Une promotion flatteuse qui pouvait aussi se révéler
comme un cadeau empoisonné. Si le Nord venait à
céder de nouveau Séoul à l'armée
du Sud, il pourrait bien y laisser sa vie. Et comment ferait-il
en tous cas pour garder contact avec sa famille qu'il laissait
à Sessoula ? Résolu à en savoir plus, Chul
Woo s'adressa à Dal Sou.
- Beau-père, qu'est-ce que tout cela signifie ? C'est
vous qui m'avez recommandé pour cette place ?
- Non, je n'y suis pour rien. C'est Chung Yeonman, le directeur
général du Comité culturel départemental
des mines qui a pris la décision. C'est une promotion
tout à fait exceptionnelle. Mais ne te fais pas de soucis.
Séoul ne retombera pas si facilement puisque nous avons
maintenant le soutien de la Chine...
C'était donc Chung Yeonman qui avait voulu payer ainsi
sa dette envers Chul Woo. Le poste était dangereux mais
c'était également une aventure bien tentante.
Cette nuit-là, alors qu'il préparait son bagage
dans le refuge qu'il partageait avec la famille de Dal Sou,
Chul Woo fut informé qu'un visiteur l'attendait au dehors.
Dal Sou, par précaution, sortit avec lui.
- Je suis très honoré de vous rencontrer, camarade
Park Dal Sou, je m'appelle Chung Yeonman et je suis le directeur
général du Comité culturel départemental
des mines, dit le visiteur en découvrant les deux hommes.
- Vous vouliez me voir, camarade Chung ? demanda Chul Woo.
- Mais oui, camarade Han. Je voulais vous présenter mes
respects, ainsi qu'au camarade Park Dal Sou qui est le plus
grand héros du peuple de notre département. J'ai
pensé profiter d'une dernière occasion de nous
rencontrer encore puisque nous allons repartir chacun sur son
chemin, n'est-ce pas ?
- Merci, mais n'en faites pas trop ! Oublions le passé
! C'est tout ce que vous vouliez de nous ?
- Je voulais également vous confier un petit présent
de rien du tout, dit Chung en sortant de sa poche un paquet
qui contenait un briquet fabriqué au Japon. Hamhung est
tout près de la mer.
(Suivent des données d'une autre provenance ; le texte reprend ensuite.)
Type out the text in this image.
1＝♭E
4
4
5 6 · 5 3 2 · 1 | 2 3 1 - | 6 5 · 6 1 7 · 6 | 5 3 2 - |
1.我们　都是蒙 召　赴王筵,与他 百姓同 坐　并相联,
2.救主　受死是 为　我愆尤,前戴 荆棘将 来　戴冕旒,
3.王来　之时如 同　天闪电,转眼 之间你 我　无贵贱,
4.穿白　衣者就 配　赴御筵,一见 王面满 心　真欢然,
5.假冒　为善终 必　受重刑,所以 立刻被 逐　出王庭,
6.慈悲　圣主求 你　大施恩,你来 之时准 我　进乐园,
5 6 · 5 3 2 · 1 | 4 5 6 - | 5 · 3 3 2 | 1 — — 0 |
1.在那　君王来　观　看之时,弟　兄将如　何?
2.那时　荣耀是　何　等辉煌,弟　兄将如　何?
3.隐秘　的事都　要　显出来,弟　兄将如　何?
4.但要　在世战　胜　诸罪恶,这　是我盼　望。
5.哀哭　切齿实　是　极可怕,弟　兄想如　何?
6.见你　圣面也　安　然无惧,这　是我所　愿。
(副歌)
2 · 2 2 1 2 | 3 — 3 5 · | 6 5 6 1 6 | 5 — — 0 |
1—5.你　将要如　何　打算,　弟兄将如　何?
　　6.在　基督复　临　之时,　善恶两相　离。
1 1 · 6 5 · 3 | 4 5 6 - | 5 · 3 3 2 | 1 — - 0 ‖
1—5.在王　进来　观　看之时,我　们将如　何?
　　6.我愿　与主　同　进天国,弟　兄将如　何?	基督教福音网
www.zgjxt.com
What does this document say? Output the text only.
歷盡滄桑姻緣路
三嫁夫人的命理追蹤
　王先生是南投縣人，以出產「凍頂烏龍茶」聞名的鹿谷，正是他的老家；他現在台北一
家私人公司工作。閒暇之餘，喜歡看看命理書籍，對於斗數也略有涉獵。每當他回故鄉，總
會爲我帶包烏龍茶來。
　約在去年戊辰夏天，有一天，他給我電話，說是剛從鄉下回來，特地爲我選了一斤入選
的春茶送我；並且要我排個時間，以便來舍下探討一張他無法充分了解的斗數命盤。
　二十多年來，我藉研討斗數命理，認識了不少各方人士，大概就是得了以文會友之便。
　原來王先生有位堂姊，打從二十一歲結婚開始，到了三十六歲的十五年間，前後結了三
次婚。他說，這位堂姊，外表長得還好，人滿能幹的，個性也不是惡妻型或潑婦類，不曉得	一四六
On y rencontre beaucoup de voyageurs
et il m'arrive de recevoir des cadeaux ! ajouta-t-il.
- Je vous remercie, dit tout simplement, Dal Sou.
- Quant à votre promotion, c'est à moi que vous
la devez, dit-il à Chul Woo. Il m'a fallu un certain
courage, voyez-vous ! conclut-il d'un rire complice, avant de
les quitter.
Le lendemain, on fit une place à Chul Woo dans une voiture
du Parti et il put se présenter à l'hôtel
de ville de Séoul, le 6 janvier 1951 à midi. C'est
ainsi que commença sa nouvelle existence. Sur le chemin
de Manpho à Séoul, il vit d'horribles spectacles
qui témoignaient de l'atrocité de la guerre. La
guerre avait une odeur répugnante qui lui pénétrait
les entrailles et Chul Woo se demandait s'il était mort
ou vivant lorsqu'il arriva à Séoul. Il venait
de traverser un enfer et se trouvait dorénavant éloigné
de son village natal, de sa famille, de tout.